George Simmons: All your jokes were about masturbating and farting.

Dr. Lars: Now do you trust my accent?
George Simmons: Yes I do.

George Simmons: Daniel Day-Lewis would have torn that scene apart.

George Simmons: Don't cry, you're making a scene. Everyone will think I broke up with you.

George Simmons: Good news, Bonita. I went to the doctor today. He said I was doing better.
Bonita: That's good, Mr. Simmons. I found the pants you were looking for. They were in the closet.

George Simmons: Don't say chilling.

George Simmons: Don't say ASAP.

George Simmons: You're my best friend, and I don't even like you.

George Simmons: [at the end of song to comedy club audience] George Simmons soon will be gone, and he's not going to miss any of you people at all. We've always had a strained relationship. You always wanted too much from me, and I'm very mad at you.

George Simmons: My balls are for everyone.

George Simmons: You wanna fuck these girls?
James Taylor: I filled my quota in 1982, I believe.

Tom Anderson: Now, do you actually use MySpace?
George Simmons: No, I fuck girls, Tom. I don't have time for that.

Eminem: You know what? I think you fucked up.
George Simmons: How's that?
Eminem: I think you fucked up. I think... I don't think you should have took that medicine.
George Simmons: Why not?
Eminem: I don't know. Personally, I think you should have just let yourself die. Honestly man, what are - what are gonna do now? Make another bullshit movie? Fuck another chick who doesn't like you? You know? That was your way out right there.
George Simmons: Mmm.
Eminem: Now you're fucking stuck.
George Simmons: Yeah.
Eminem: You're stuck, just like me. Can't go to fucking Chuck E. Cheese. I can't go to Target, I can't go to Best Buy. I can't go to fucking Wal-Mart, K-Mart. You fucking name it, I can't go there.

Eminem: Everyone in this fucking room is either staring at us, wanting to take a fucking picture.
Ira Wright: [Ira takes a picture of Eminem and George from across the room] Yeah. Got it.
Ray Romano: E-mail that to me.
Ira Wright: I will. That's awesome.
Ray Romano: Yeah.
Eminem: Who the fuck is that guy right there?
Eminem: [Eminem points at Ray] That fucking guy right there.
George Simmons: What? Ray Romano's bothering you?
Eminem: Who? Ray, Ray who?
George Simmons: Ray Romano, the guy from Everybody Loves Raymond.
Eminem: I don't give a fuck what show he's on. I'll fuck this motherfucker up, man!
George Simmons: Hey.
Eminem: Hey, Ray!
Ray Romano: Hello, Marshall.
Eminem: Fucking problem here, buddy?
[Ray shakes his head confused]
Eminem: Would you like to fuck me? Is that what this is?
Ray Romano: [to Ira] I don't get it, man.

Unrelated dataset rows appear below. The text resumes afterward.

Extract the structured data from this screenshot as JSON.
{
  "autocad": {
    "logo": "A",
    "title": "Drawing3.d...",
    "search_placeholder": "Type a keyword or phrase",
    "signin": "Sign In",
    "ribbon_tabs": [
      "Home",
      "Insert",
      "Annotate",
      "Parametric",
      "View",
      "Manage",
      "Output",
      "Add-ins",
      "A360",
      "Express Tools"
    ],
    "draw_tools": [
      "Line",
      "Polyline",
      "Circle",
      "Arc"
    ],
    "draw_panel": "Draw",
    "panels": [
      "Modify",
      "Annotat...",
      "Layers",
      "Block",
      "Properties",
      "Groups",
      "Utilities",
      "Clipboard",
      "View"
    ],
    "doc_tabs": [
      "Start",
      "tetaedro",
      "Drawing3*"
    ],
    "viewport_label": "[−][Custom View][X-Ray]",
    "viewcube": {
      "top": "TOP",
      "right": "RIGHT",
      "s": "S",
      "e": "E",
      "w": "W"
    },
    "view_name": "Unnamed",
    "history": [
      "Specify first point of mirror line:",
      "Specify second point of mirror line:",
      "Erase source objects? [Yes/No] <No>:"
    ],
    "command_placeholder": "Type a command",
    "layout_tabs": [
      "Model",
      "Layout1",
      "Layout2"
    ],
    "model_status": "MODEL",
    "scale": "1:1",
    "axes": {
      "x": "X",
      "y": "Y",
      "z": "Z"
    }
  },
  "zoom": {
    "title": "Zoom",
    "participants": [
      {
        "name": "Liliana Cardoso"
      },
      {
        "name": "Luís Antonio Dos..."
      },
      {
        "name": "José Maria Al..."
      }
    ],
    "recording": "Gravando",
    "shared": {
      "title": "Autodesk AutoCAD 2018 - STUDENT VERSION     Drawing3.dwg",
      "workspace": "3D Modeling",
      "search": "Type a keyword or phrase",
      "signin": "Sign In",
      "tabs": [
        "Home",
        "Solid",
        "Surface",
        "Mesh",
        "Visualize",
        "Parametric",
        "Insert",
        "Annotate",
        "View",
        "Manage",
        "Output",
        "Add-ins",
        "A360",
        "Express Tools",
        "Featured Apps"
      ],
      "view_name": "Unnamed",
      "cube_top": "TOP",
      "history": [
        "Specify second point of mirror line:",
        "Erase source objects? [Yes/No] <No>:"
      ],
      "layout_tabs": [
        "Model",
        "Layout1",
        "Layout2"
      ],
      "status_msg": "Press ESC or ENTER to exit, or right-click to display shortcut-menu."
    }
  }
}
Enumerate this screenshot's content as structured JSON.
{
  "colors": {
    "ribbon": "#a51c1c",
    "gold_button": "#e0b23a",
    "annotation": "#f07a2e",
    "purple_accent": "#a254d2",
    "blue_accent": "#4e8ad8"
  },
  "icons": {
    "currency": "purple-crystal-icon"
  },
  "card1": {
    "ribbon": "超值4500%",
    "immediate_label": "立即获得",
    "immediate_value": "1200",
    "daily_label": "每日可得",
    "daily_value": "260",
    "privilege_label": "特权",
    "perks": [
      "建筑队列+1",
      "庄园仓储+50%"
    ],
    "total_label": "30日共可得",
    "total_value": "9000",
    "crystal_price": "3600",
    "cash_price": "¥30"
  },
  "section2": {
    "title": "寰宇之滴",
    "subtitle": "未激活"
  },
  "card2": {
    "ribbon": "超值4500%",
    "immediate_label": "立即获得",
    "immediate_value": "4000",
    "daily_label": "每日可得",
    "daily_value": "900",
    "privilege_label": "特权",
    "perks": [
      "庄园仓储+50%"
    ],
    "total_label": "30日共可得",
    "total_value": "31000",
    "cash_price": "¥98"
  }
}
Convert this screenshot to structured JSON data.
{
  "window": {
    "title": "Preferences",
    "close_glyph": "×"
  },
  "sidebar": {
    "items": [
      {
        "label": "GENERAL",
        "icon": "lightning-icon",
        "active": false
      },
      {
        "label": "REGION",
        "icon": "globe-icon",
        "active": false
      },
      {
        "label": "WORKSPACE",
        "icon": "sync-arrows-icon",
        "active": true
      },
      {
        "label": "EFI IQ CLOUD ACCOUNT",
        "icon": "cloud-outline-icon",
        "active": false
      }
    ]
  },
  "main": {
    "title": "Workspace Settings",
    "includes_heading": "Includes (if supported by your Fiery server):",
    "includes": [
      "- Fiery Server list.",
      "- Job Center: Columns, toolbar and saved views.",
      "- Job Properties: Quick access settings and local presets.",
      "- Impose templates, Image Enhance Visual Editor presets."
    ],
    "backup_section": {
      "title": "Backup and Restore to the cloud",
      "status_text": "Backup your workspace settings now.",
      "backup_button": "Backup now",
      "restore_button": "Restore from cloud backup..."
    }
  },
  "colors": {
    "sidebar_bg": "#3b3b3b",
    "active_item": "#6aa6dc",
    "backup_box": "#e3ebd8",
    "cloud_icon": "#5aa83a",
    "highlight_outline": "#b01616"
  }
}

What's going on?
Eminem: Would you like me to fucking bend over for you right now?
Ira Wright: [whispering] Say no.
Ray Romano: No, man.
Eminem: [to George] I just gotta always be on my toes, man. You know?
George Simmons: I see that, but not with Ray Romano.
Ray Romano: [to Ira] This is why I don't go out of the house.
Ira Wright: I thought everybody loved you.

George Simmons: Am I not allowed to be happy or something? I've been living alone and alone and alone. That's my life. This is the only girl I've ever loved and I'm not supposed to do anything about this? When am I supposed to be happy? Why does everyone else get to be happy?
Ira Wright: Look, George, I'm just gonna tell you this, as a friend. From where I'm sitting it seems like your happiness might be coming at the cost of destroying this family.

George Simmons: I can give you my fax number and my e-mail. What's your e-mail?
Ira Wright: My e-mail? It's... uh... irasexira@yahoo.com.
George Simmons: Uh, Wow. I'm just... I'm starting to reconsider asking you.
Ira Wright: Don't do that. It's from high school. It was funny then.
George Simmons: Yeah, you should change it.
Ira Wright: It's, like, 13 years old. Okay, I will.
George Simmons: I mean change it now.
Ira Wright: Okay, I'll change it, I'll change it ASAP.
George Simmons: Okay, don't say "ASAP," either. And don't say "I'm chilling" or "It's all good" or any of that stuff.
Ira Wright: Okay, I don't. I don't chill anyway, so I won't. And it's not all good, so don't worry.

George Simmons: [sung] Fuck George Simmons. He has a medium-sized penis. He fucked so many girls and yet no one remembers. When he's done fucking them, the girl just lays there and says "I should have fucked Jean-Claude Van Damme instead of you."